Identify the interplay between N6-methyladenine and gene regulation under hypoxia by randomized empirical model (RNA-seq). Identify the interplay between N6-methyladenine and gene regulation under hypoxia by randomized empirical model (RNA-seq)
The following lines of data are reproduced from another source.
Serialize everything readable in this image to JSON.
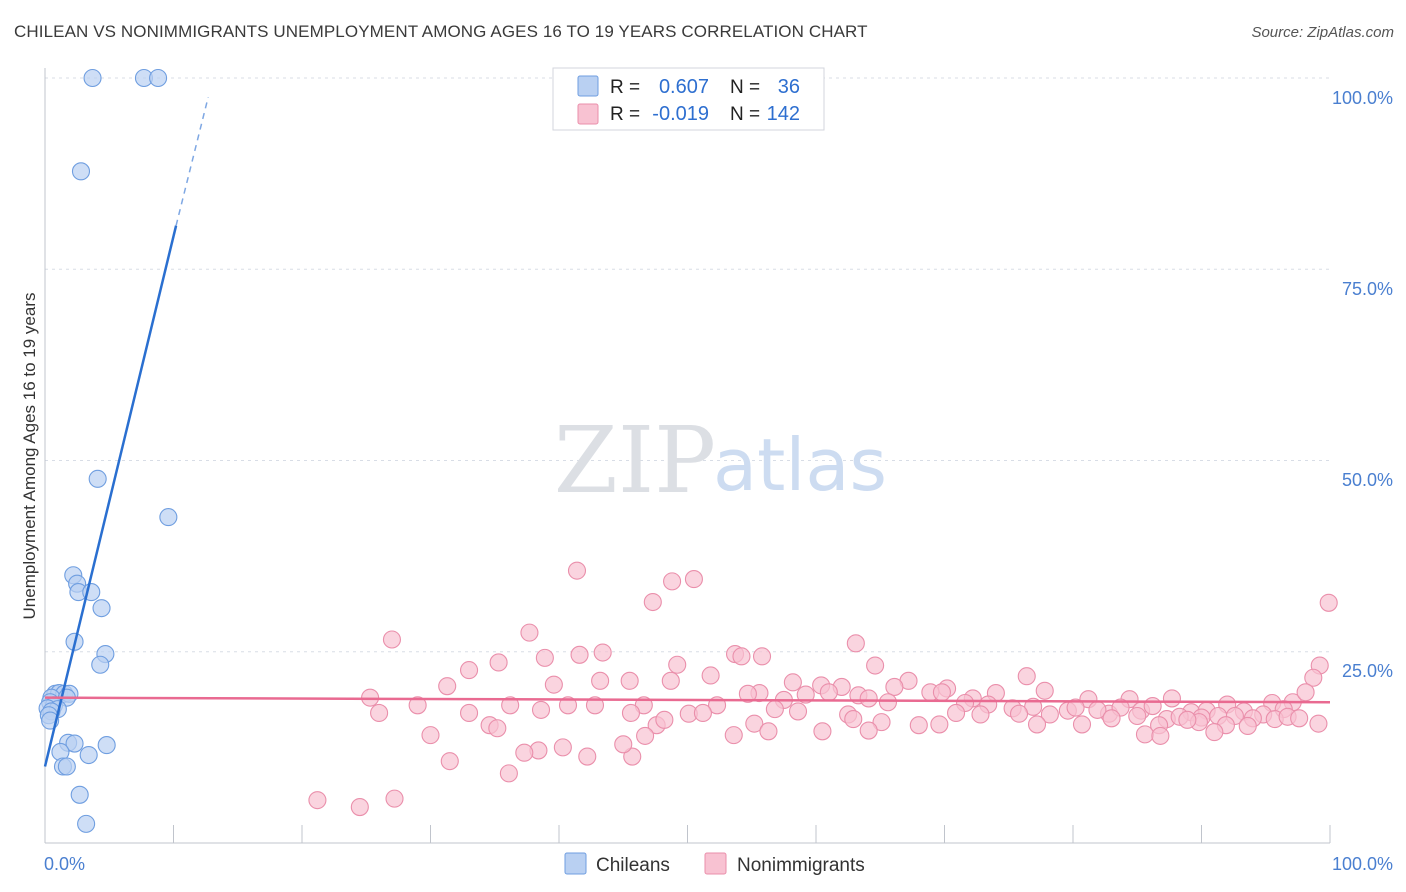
{
  "title": "CHILEAN VS NONIMMIGRANTS UNEMPLOYMENT AMONG AGES 16 TO 19 YEARS CORRELATION CHART",
  "source": "Source: ZipAtlas.com",
  "watermark": {
    "zip": "ZIP",
    "atlas": "atlas"
  },
  "colors": {
    "blue_fill": "#b9d0f2",
    "blue_stroke": "#6f9ee0",
    "blue_line": "#2a6fd0",
    "pink_fill": "#f8c2d2",
    "pink_stroke": "#ea8fab",
    "pink_line": "#e96a91",
    "grid": "#d8dde6",
    "axis": "#c0c4cc"
  },
  "legend": {
    "r_label": "R =",
    "n_label": "N =",
    "rows": [
      {
        "r": "0.607",
        "n": "36",
        "color": "blue"
      },
      {
        "r": "-0.019",
        "n": "142",
        "color": "pink"
      }
    ]
  },
  "chart_data": {
    "type": "scatter",
    "title": "CHILEAN VS NONIMMIGRANTS UNEMPLOYMENT AMONG AGES 16 TO 19 YEARS CORRELATION CHART",
    "xlabel": "",
    "ylabel": "Unemployment Among Ages 16 to 19 years",
    "xlim": [
      0,
      100
    ],
    "ylim": [
      0,
      100
    ],
    "x_tick_labels": [
      "0.0%",
      "100.0%"
    ],
    "y_tick_labels": [
      "100.0%",
      "75.0%",
      "50.0%",
      "25.0%"
    ],
    "y_ticks": [
      100,
      75,
      50,
      25
    ],
    "grid": true,
    "legend_position": "bottom",
    "series": [
      {
        "name": "Chileans",
        "color": "blue",
        "r": 0.607,
        "n": 36,
        "trend": {
          "x0": 0,
          "y0": 10.0,
          "x1": 10.2,
          "y1": 80.7,
          "dashed_to_x": 12.7,
          "dashed_to_y": 97.5
        },
        "points": [
          [
            3.7,
            100
          ],
          [
            7.7,
            100
          ],
          [
            8.8,
            100
          ],
          [
            2.8,
            87.8
          ],
          [
            4.1,
            47.6
          ],
          [
            9.6,
            42.6
          ],
          [
            2.2,
            35.0
          ],
          [
            2.5,
            33.9
          ],
          [
            2.6,
            32.8
          ],
          [
            3.6,
            32.8
          ],
          [
            4.4,
            30.7
          ],
          [
            2.3,
            26.3
          ],
          [
            4.7,
            24.7
          ],
          [
            4.3,
            23.3
          ],
          [
            0.8,
            19.5
          ],
          [
            1.1,
            19.6
          ],
          [
            1.5,
            19.5
          ],
          [
            1.9,
            19.5
          ],
          [
            0.5,
            19.0
          ],
          [
            1.7,
            19.0
          ],
          [
            0.4,
            18.4
          ],
          [
            0.7,
            18.0
          ],
          [
            0.2,
            17.6
          ],
          [
            1.0,
            17.5
          ],
          [
            0.5,
            17.2
          ],
          [
            0.3,
            16.7
          ],
          [
            0.4,
            16.0
          ],
          [
            1.8,
            13.1
          ],
          [
            2.3,
            13.0
          ],
          [
            4.8,
            12.8
          ],
          [
            1.2,
            11.9
          ],
          [
            3.4,
            11.5
          ],
          [
            1.4,
            10.0
          ],
          [
            1.7,
            10.0
          ],
          [
            2.7,
            6.3
          ],
          [
            3.2,
            2.5
          ]
        ]
      },
      {
        "name": "Nonimmigrants",
        "color": "pink",
        "r": -0.019,
        "n": 142,
        "trend": {
          "x0": 0,
          "y0": 19.0,
          "x1": 100,
          "y1": 18.4
        },
        "points": [
          [
            41.4,
            35.6
          ],
          [
            47.3,
            31.5
          ],
          [
            48.8,
            34.2
          ],
          [
            50.5,
            34.5
          ],
          [
            99.9,
            31.4
          ],
          [
            37.7,
            27.5
          ],
          [
            27.0,
            26.6
          ],
          [
            63.1,
            26.1
          ],
          [
            43.4,
            24.9
          ],
          [
            41.6,
            24.6
          ],
          [
            38.9,
            24.2
          ],
          [
            53.7,
            24.7
          ],
          [
            54.2,
            24.4
          ],
          [
            55.8,
            24.4
          ],
          [
            49.2,
            23.3
          ],
          [
            35.3,
            23.6
          ],
          [
            33.0,
            22.6
          ],
          [
            64.6,
            23.2
          ],
          [
            99.2,
            23.2
          ],
          [
            51.8,
            21.9
          ],
          [
            76.4,
            21.8
          ],
          [
            43.2,
            21.2
          ],
          [
            45.5,
            21.2
          ],
          [
            48.7,
            21.2
          ],
          [
            58.2,
            21.0
          ],
          [
            67.2,
            21.2
          ],
          [
            98.7,
            21.6
          ],
          [
            31.3,
            20.5
          ],
          [
            39.6,
            20.7
          ],
          [
            60.4,
            20.6
          ],
          [
            62.0,
            20.4
          ],
          [
            66.1,
            20.4
          ],
          [
            70.2,
            20.2
          ],
          [
            55.6,
            19.6
          ],
          [
            54.7,
            19.5
          ],
          [
            57.5,
            18.7
          ],
          [
            59.2,
            19.4
          ],
          [
            61.0,
            19.7
          ],
          [
            63.3,
            19.3
          ],
          [
            64.1,
            18.9
          ],
          [
            68.9,
            19.7
          ],
          [
            69.8,
            19.7
          ],
          [
            72.2,
            18.9
          ],
          [
            74.0,
            19.6
          ],
          [
            77.8,
            19.9
          ],
          [
            81.2,
            18.8
          ],
          [
            84.4,
            18.8
          ],
          [
            85.3,
            17.3
          ],
          [
            87.7,
            18.9
          ],
          [
            92.0,
            18.1
          ],
          [
            95.5,
            18.3
          ],
          [
            97.1,
            18.4
          ],
          [
            98.1,
            19.7
          ],
          [
            25.3,
            19.0
          ],
          [
            29.0,
            18.0
          ],
          [
            36.2,
            18.0
          ],
          [
            40.7,
            18.0
          ],
          [
            42.8,
            18.0
          ],
          [
            52.3,
            18.0
          ],
          [
            46.6,
            18.0
          ],
          [
            56.8,
            17.5
          ],
          [
            65.6,
            18.4
          ],
          [
            71.6,
            18.3
          ],
          [
            73.4,
            18.1
          ],
          [
            75.3,
            17.6
          ],
          [
            76.9,
            17.8
          ],
          [
            79.6,
            17.3
          ],
          [
            80.2,
            17.7
          ],
          [
            82.8,
            16.9
          ],
          [
            83.7,
            17.7
          ],
          [
            86.2,
            17.9
          ],
          [
            89.2,
            17.1
          ],
          [
            90.4,
            17.3
          ],
          [
            93.3,
            17.2
          ],
          [
            94.8,
            16.8
          ],
          [
            96.4,
            17.5
          ],
          [
            26.0,
            17.0
          ],
          [
            33.0,
            17.0
          ],
          [
            38.6,
            17.4
          ],
          [
            45.6,
            17.0
          ],
          [
            50.1,
            16.9
          ],
          [
            51.2,
            17.0
          ],
          [
            58.6,
            17.2
          ],
          [
            62.5,
            16.8
          ],
          [
            70.9,
            17.0
          ],
          [
            72.8,
            16.8
          ],
          [
            75.8,
            16.9
          ],
          [
            78.2,
            16.8
          ],
          [
            81.9,
            17.4
          ],
          [
            83.0,
            16.3
          ],
          [
            85.0,
            16.6
          ],
          [
            87.3,
            16.2
          ],
          [
            88.3,
            16.5
          ],
          [
            90.0,
            16.4
          ],
          [
            91.3,
            16.6
          ],
          [
            92.6,
            16.6
          ],
          [
            94.0,
            16.3
          ],
          [
            95.7,
            16.2
          ],
          [
            96.7,
            16.5
          ],
          [
            97.6,
            16.3
          ],
          [
            34.6,
            15.4
          ],
          [
            35.2,
            15.0
          ],
          [
            47.6,
            15.4
          ],
          [
            48.2,
            16.1
          ],
          [
            55.2,
            15.6
          ],
          [
            65.1,
            15.8
          ],
          [
            68.0,
            15.4
          ],
          [
            69.6,
            15.5
          ],
          [
            77.2,
            15.5
          ],
          [
            80.7,
            15.5
          ],
          [
            86.7,
            15.4
          ],
          [
            89.8,
            15.8
          ],
          [
            91.9,
            15.4
          ],
          [
            93.6,
            15.3
          ],
          [
            99.1,
            15.6
          ],
          [
            30.0,
            14.1
          ],
          [
            46.7,
            14.0
          ],
          [
            53.6,
            14.1
          ],
          [
            60.5,
            14.6
          ],
          [
            64.1,
            14.7
          ],
          [
            85.6,
            14.2
          ],
          [
            91.0,
            14.5
          ],
          [
            86.8,
            14.0
          ],
          [
            38.4,
            12.1
          ],
          [
            40.3,
            12.5
          ],
          [
            31.5,
            10.7
          ],
          [
            42.2,
            11.3
          ],
          [
            45.7,
            11.3
          ],
          [
            37.3,
            11.8
          ],
          [
            45.0,
            12.9
          ],
          [
            36.1,
            9.1
          ],
          [
            21.2,
            5.6
          ],
          [
            24.5,
            4.7
          ],
          [
            27.2,
            5.8
          ],
          [
            56.3,
            14.6
          ],
          [
            62.9,
            16.2
          ],
          [
            88.9,
            16.1
          ]
        ]
      }
    ]
  },
  "bottom_legend": [
    {
      "label": "Chileans",
      "color": "blue"
    },
    {
      "label": "Nonimmigrants",
      "color": "pink"
    }
  ]
}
In this study, we employed RNA-seq to investigate the role of N6-methyladenine (6mA) in chromatin accessibility under hypoxic conditions. Overall design: FaDu, a head and neck cancer cell line, was purchased from Bioresource Collection and Research Center (BCRC, Hsinchu, Taiwan). The cell line was cultured in Dulbecco’s modified Eagle’s medium (DMEM) supplemented with 10% FBS, 1 mM sodium pyruvate, and 1× Antibiotic-Antimycotic (Gibco), under the conditions of 5% CO2 at 37°C. The mycoplasma absence was tested by Mycoplasma PCR Detection Kit (abm) before the experiments. Knockdown of METTL4 was achieved using a previously established method with lenti-virus infection. For hypoxic conditions, cells were incubated in an environment of 1% O2, 5% CO2, and 94% N2 at 37°C for 18 hours.
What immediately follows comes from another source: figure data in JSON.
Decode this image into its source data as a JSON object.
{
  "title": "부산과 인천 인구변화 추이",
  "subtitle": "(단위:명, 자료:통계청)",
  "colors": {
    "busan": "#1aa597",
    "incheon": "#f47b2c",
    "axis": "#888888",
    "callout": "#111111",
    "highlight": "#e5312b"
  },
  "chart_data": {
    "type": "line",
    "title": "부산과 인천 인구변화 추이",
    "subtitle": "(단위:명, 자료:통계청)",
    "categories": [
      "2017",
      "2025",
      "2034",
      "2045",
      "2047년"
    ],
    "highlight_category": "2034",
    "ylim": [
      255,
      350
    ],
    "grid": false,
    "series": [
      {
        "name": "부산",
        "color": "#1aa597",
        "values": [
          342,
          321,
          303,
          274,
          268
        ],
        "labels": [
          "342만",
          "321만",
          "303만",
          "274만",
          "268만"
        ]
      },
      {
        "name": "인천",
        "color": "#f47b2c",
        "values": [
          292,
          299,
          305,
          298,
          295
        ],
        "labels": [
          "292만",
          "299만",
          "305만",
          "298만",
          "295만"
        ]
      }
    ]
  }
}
本研究采用RNA测序（RNA-seq）技术，探究缺氧条件下N6-甲基腺嘌呤（N6-methyladenine，6mA）对染色质可及性的调控作用。实验设计如下：人头颈部癌细胞系FaDu购自中国台湾新竹生物资源保藏与研究中心（Bioresource Collection and Research Center，BCRC）。该细胞系培养于添加10%胎牛血清（Fetal Bovine Serum，FBS）、1 mM丙酮酸钠以及1×抗生素-抗真菌混合液（Gibco）的达尔伯克改良伊格尔培养基（Dulbecco’s modified Eagle’s medium，DMEM）中，培养条件为37℃、5% CO₂。实验开展前，采用支原体PCR检测试剂盒（abm）对细胞进行支原体阴性检测。采用已报道的慢病毒感染法实现METTL4基因的敲低。缺氧处理组细胞置于37℃、含1% O₂、5% CO₂及94% N₂的培养环境中孵育18小时。